After sifting through quotes and reviews from several companies, MacMartin settled on one. The salesperson came out to the house and MacMartin signed a contract.

“He was a good salesman. I liked him,” MacMartin said.

The contract called for MacMartin to pay $4,000 up front and upon completion, pay the remaining $9,000. The plan was to start the work sometime around November of last year.

After that contract was signed, that was the last time MacMartin ever saw anyone from the company. She was able to eventually reach the salesperson who told MacMartin he was no longer with the company and could not help her.

“I sent emails and called all the time and there was no response,” MacMartin said.

By now, it had been almost three months since MacMartin signed the contract and she had almost given up on getting her $4,000 back.

“(My husband) said why not call (News 2), we know you advertise about how you can help people,” MacMartin said.

Once MacMartin called us, we spent the next few months trying to reach or find the owners. We made several calls and sent several emails with no response. One of the phone lines had been disconnected.

While we continued to try contacting the owners, we also reached back out to MacMartin to provide an update. While talking about what she could do moving forward, we asked how she paid for the deposit. MacMartin paid with her credit card, which turned out to be a very wise decision.

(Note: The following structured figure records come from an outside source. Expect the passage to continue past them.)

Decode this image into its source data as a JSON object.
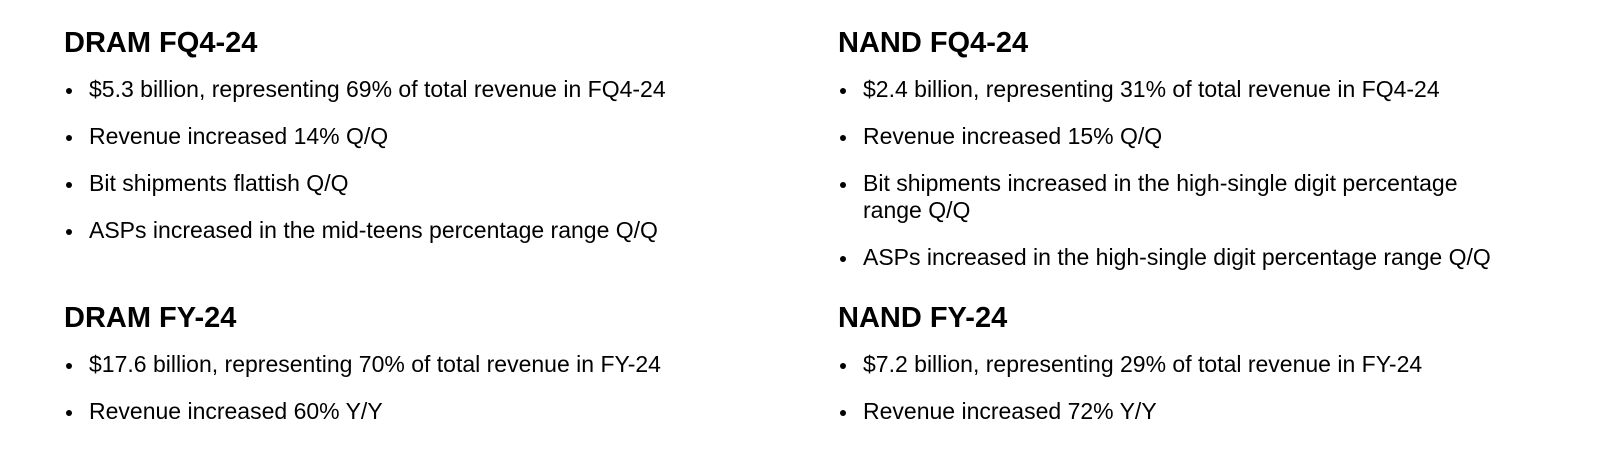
{
  "dram_q": {
    "title": "DRAM FQ4-24",
    "bullets": [
      "$5.3 billion, representing 69% of total revenue in FQ4-24",
      "Revenue increased 14% Q/Q",
      "Bit shipments flattish Q/Q",
      "ASPs increased in the mid-teens percentage range Q/Q"
    ]
  },
  "nand_q": {
    "title": "NAND FQ4-24",
    "bullets": [
      "$2.4 billion, representing 31% of total revenue in FQ4-24",
      "Revenue increased 15% Q/Q",
      "Bit shipments increased in the high-single digit percentage range Q/Q",
      "ASPs increased in the high-single digit percentage range Q/Q"
    ]
  },
  "dram_y": {
    "title": "DRAM FY-24",
    "bullets": [
      "$17.6 billion, representing 70% of total revenue in FY-24",
      "Revenue increased 60% Y/Y"
    ]
  },
  "nand_y": {
    "title": "NAND FY-24",
    "bullets": [
      "$7.2 billion, representing 29% of total revenue in FY-24",
      "Revenue increased 72% Y/Y"
    ]
  }
}
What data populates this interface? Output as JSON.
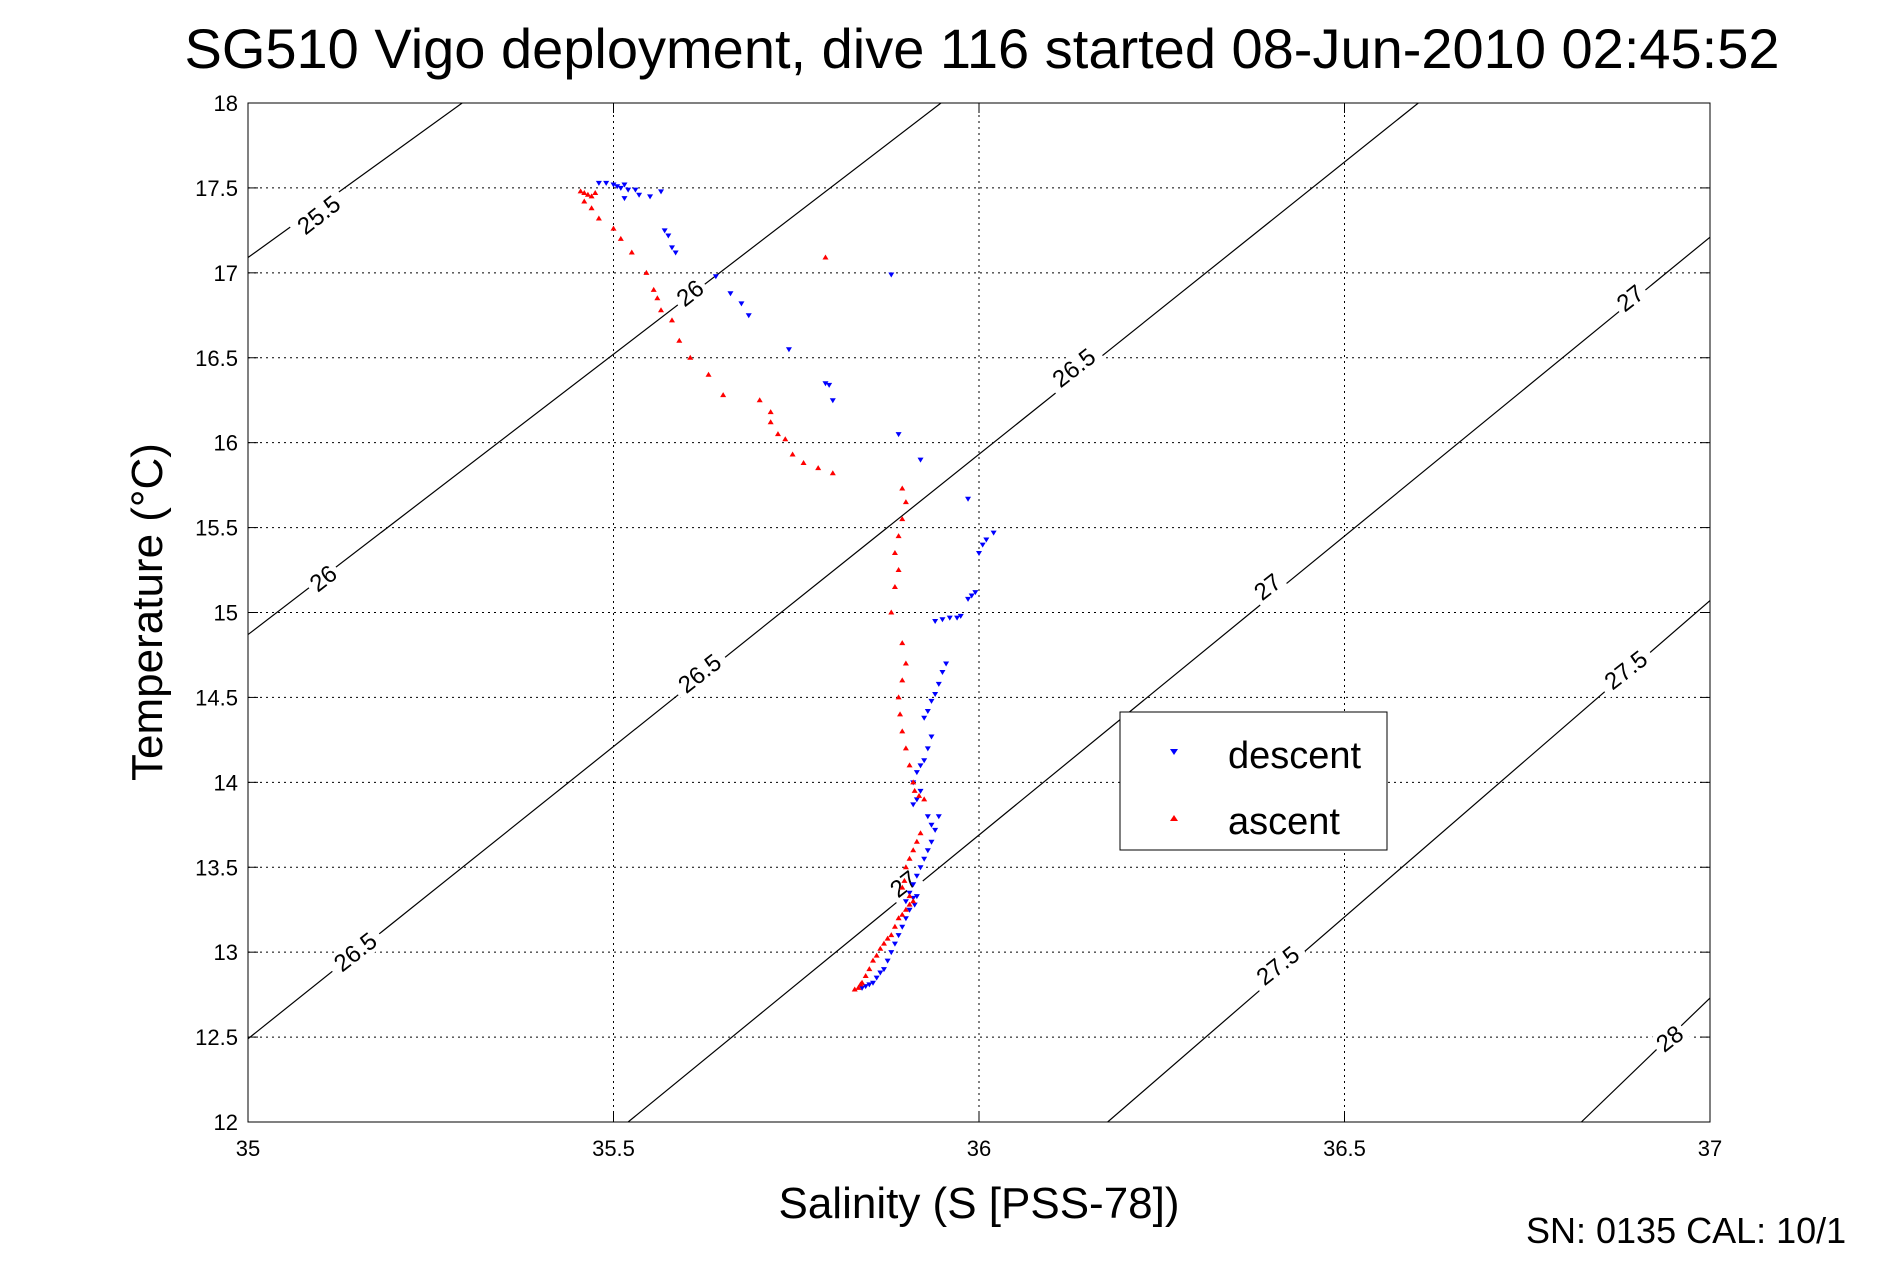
{
  "chart_data": {
    "type": "scatter",
    "title": "SG510 Vigo deployment, dive 116 started 08-Jun-2010 02:45:52",
    "xlabel": "Salinity (S [PSS-78])",
    "ylabel": "Temperature (°C)",
    "xlim": [
      35,
      37
    ],
    "ylim": [
      12,
      18
    ],
    "grid": true,
    "x_ticks": [
      "35",
      "35.5",
      "36",
      "36.5",
      "37"
    ],
    "y_ticks": [
      "12",
      "12.5",
      "13",
      "13.5",
      "14",
      "14.5",
      "15",
      "15.5",
      "16",
      "16.5",
      "17",
      "17.5",
      "18"
    ],
    "legend_position": "right-middle",
    "isopycnals": {
      "color": "#000000",
      "lines": [
        {
          "label": "25.5",
          "points": [
            [
              35,
              17.09
            ],
            [
              35.293,
              18
            ]
          ]
        },
        {
          "label": "26",
          "points": [
            [
              35,
              14.87
            ],
            [
              35.948,
              18
            ]
          ]
        },
        {
          "label": "26.5",
          "points": [
            [
              35,
              12.49
            ],
            [
              36.601,
              18
            ]
          ]
        },
        {
          "label": "27",
          "points": [
            [
              35.52,
              12
            ],
            [
              37,
              17.21
            ]
          ]
        },
        {
          "label": "27.5",
          "points": [
            [
              36.176,
              12
            ],
            [
              37,
              15.07
            ]
          ]
        },
        {
          "label": "28",
          "points": [
            [
              36.824,
              12
            ],
            [
              37,
              12.73
            ]
          ]
        }
      ],
      "labels": [
        {
          "text": "25.5",
          "x": 35.097,
          "y": 17.34
        },
        {
          "text": "26",
          "x": 35.103,
          "y": 15.2
        },
        {
          "text": "26",
          "x": 35.605,
          "y": 16.88
        },
        {
          "text": "26.5",
          "x": 35.147,
          "y": 13.0
        },
        {
          "text": "26.5",
          "x": 35.618,
          "y": 14.64
        },
        {
          "text": "26.5",
          "x": 36.13,
          "y": 16.44
        },
        {
          "text": "27",
          "x": 35.897,
          "y": 13.4
        },
        {
          "text": "27",
          "x": 36.395,
          "y": 15.15
        },
        {
          "text": "27",
          "x": 36.891,
          "y": 16.85
        },
        {
          "text": "27.5",
          "x": 36.409,
          "y": 12.92
        },
        {
          "text": "27.5",
          "x": 36.885,
          "y": 14.66
        },
        {
          "text": "28",
          "x": 36.945,
          "y": 12.49
        }
      ]
    },
    "series": [
      {
        "name": "descent",
        "color": "#0000ff",
        "marker": "triangle-down",
        "points": [
          [
            35.48,
            17.53
          ],
          [
            35.49,
            17.53
          ],
          [
            35.5,
            17.52
          ],
          [
            35.505,
            17.51
          ],
          [
            35.51,
            17.5
          ],
          [
            35.515,
            17.52
          ],
          [
            35.52,
            17.49
          ],
          [
            35.53,
            17.49
          ],
          [
            35.515,
            17.44
          ],
          [
            35.535,
            17.46
          ],
          [
            35.55,
            17.45
          ],
          [
            35.565,
            17.48
          ],
          [
            35.57,
            17.25
          ],
          [
            35.575,
            17.22
          ],
          [
            35.58,
            17.15
          ],
          [
            35.585,
            17.12
          ],
          [
            35.64,
            16.98
          ],
          [
            35.66,
            16.88
          ],
          [
            35.675,
            16.82
          ],
          [
            35.685,
            16.75
          ],
          [
            35.74,
            16.55
          ],
          [
            35.79,
            16.35
          ],
          [
            35.795,
            16.34
          ],
          [
            35.8,
            16.25
          ],
          [
            35.88,
            16.99
          ],
          [
            35.89,
            16.05
          ],
          [
            35.92,
            15.9
          ],
          [
            35.985,
            15.67
          ],
          [
            36.02,
            15.47
          ],
          [
            36.01,
            15.43
          ],
          [
            36.005,
            15.4
          ],
          [
            36.0,
            15.35
          ],
          [
            35.995,
            15.12
          ],
          [
            35.99,
            15.1
          ],
          [
            35.985,
            15.08
          ],
          [
            35.975,
            14.98
          ],
          [
            35.97,
            14.97
          ],
          [
            35.96,
            14.97
          ],
          [
            35.95,
            14.96
          ],
          [
            35.94,
            14.95
          ],
          [
            35.955,
            14.7
          ],
          [
            35.95,
            14.65
          ],
          [
            35.945,
            14.58
          ],
          [
            35.94,
            14.52
          ],
          [
            35.935,
            14.48
          ],
          [
            35.93,
            14.42
          ],
          [
            35.925,
            14.38
          ],
          [
            35.935,
            14.27
          ],
          [
            35.93,
            14.2
          ],
          [
            35.925,
            14.13
          ],
          [
            35.92,
            14.1
          ],
          [
            35.915,
            14.06
          ],
          [
            35.91,
            14.0
          ],
          [
            35.92,
            13.95
          ],
          [
            35.915,
            13.9
          ],
          [
            35.91,
            13.87
          ],
          [
            35.93,
            13.8
          ],
          [
            35.935,
            13.75
          ],
          [
            35.94,
            13.72
          ],
          [
            35.945,
            13.8
          ],
          [
            35.935,
            13.65
          ],
          [
            35.93,
            13.6
          ],
          [
            35.925,
            13.55
          ],
          [
            35.92,
            13.5
          ],
          [
            35.915,
            13.45
          ],
          [
            35.91,
            13.4
          ],
          [
            35.905,
            13.35
          ],
          [
            35.9,
            13.3
          ],
          [
            35.91,
            13.32
          ],
          [
            35.915,
            13.33
          ],
          [
            35.912,
            13.28
          ],
          [
            35.905,
            13.25
          ],
          [
            35.9,
            13.2
          ],
          [
            35.895,
            13.15
          ],
          [
            35.89,
            13.1
          ],
          [
            35.885,
            13.05
          ],
          [
            35.88,
            13.0
          ],
          [
            35.875,
            12.95
          ],
          [
            35.87,
            12.9
          ],
          [
            35.865,
            12.88
          ],
          [
            35.86,
            12.85
          ],
          [
            35.855,
            12.82
          ],
          [
            35.85,
            12.81
          ],
          [
            35.845,
            12.8
          ],
          [
            35.84,
            12.79
          ]
        ]
      },
      {
        "name": "ascent",
        "color": "#ff0000",
        "marker": "triangle-up",
        "points": [
          [
            35.455,
            17.48
          ],
          [
            35.46,
            17.47
          ],
          [
            35.465,
            17.46
          ],
          [
            35.47,
            17.45
          ],
          [
            35.475,
            17.47
          ],
          [
            35.46,
            17.42
          ],
          [
            35.47,
            17.38
          ],
          [
            35.48,
            17.32
          ],
          [
            35.5,
            17.26
          ],
          [
            35.51,
            17.2
          ],
          [
            35.525,
            17.12
          ],
          [
            35.545,
            17.0
          ],
          [
            35.555,
            16.9
          ],
          [
            35.56,
            16.85
          ],
          [
            35.565,
            16.78
          ],
          [
            35.58,
            16.72
          ],
          [
            35.59,
            16.6
          ],
          [
            35.605,
            16.5
          ],
          [
            35.63,
            16.4
          ],
          [
            35.65,
            16.28
          ],
          [
            35.7,
            16.25
          ],
          [
            35.715,
            16.18
          ],
          [
            35.715,
            16.12
          ],
          [
            35.725,
            16.05
          ],
          [
            35.735,
            16.02
          ],
          [
            35.745,
            15.93
          ],
          [
            35.76,
            15.88
          ],
          [
            35.78,
            15.85
          ],
          [
            35.8,
            15.82
          ],
          [
            35.79,
            17.09
          ],
          [
            35.895,
            15.73
          ],
          [
            35.9,
            15.65
          ],
          [
            35.895,
            15.55
          ],
          [
            35.89,
            15.45
          ],
          [
            35.885,
            15.35
          ],
          [
            35.89,
            15.25
          ],
          [
            35.885,
            15.15
          ],
          [
            35.88,
            15.0
          ],
          [
            35.895,
            14.82
          ],
          [
            35.9,
            14.7
          ],
          [
            35.895,
            14.6
          ],
          [
            35.89,
            14.5
          ],
          [
            35.892,
            14.4
          ],
          [
            35.895,
            14.3
          ],
          [
            35.9,
            14.2
          ],
          [
            35.905,
            14.1
          ],
          [
            35.91,
            14.0
          ],
          [
            35.912,
            13.95
          ],
          [
            35.918,
            13.92
          ],
          [
            35.925,
            13.9
          ],
          [
            35.92,
            13.7
          ],
          [
            35.915,
            13.65
          ],
          [
            35.91,
            13.6
          ],
          [
            35.905,
            13.55
          ],
          [
            35.9,
            13.5
          ],
          [
            35.898,
            13.42
          ],
          [
            35.895,
            13.38
          ],
          [
            35.905,
            13.33
          ],
          [
            35.91,
            13.3
          ],
          [
            35.905,
            13.28
          ],
          [
            35.9,
            13.25
          ],
          [
            35.895,
            13.22
          ],
          [
            35.89,
            13.2
          ],
          [
            35.885,
            13.15
          ],
          [
            35.88,
            13.1
          ],
          [
            35.875,
            13.08
          ],
          [
            35.87,
            13.05
          ],
          [
            35.865,
            13.02
          ],
          [
            35.86,
            12.98
          ],
          [
            35.855,
            12.95
          ],
          [
            35.85,
            12.9
          ],
          [
            35.845,
            12.86
          ],
          [
            35.84,
            12.82
          ],
          [
            35.835,
            12.79
          ],
          [
            35.83,
            12.78
          ],
          [
            35.838,
            12.81
          ]
        ]
      }
    ],
    "legend": [
      "descent",
      "ascent"
    ]
  },
  "footer": {
    "text": "SN: 0135  CAL: 10/1"
  }
}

“You suggested we call our credit card company. (They) not only investigated, (they) refunded our money,” MacMartin said. “It was unbelievable. I didn’t expect it, you know, it was like we didn’t know and then the money just showed up as a credit.”

We continued trying to locate the owners but have yet to find them. In this case, there is a good chance the MacMartins would have been out $4,000 had they not paid with a credit card. Had they not been reimbursed, they could have sought legal action, but finding the owners could have proved difficult, and collecting the money even if they won in court is often challenging.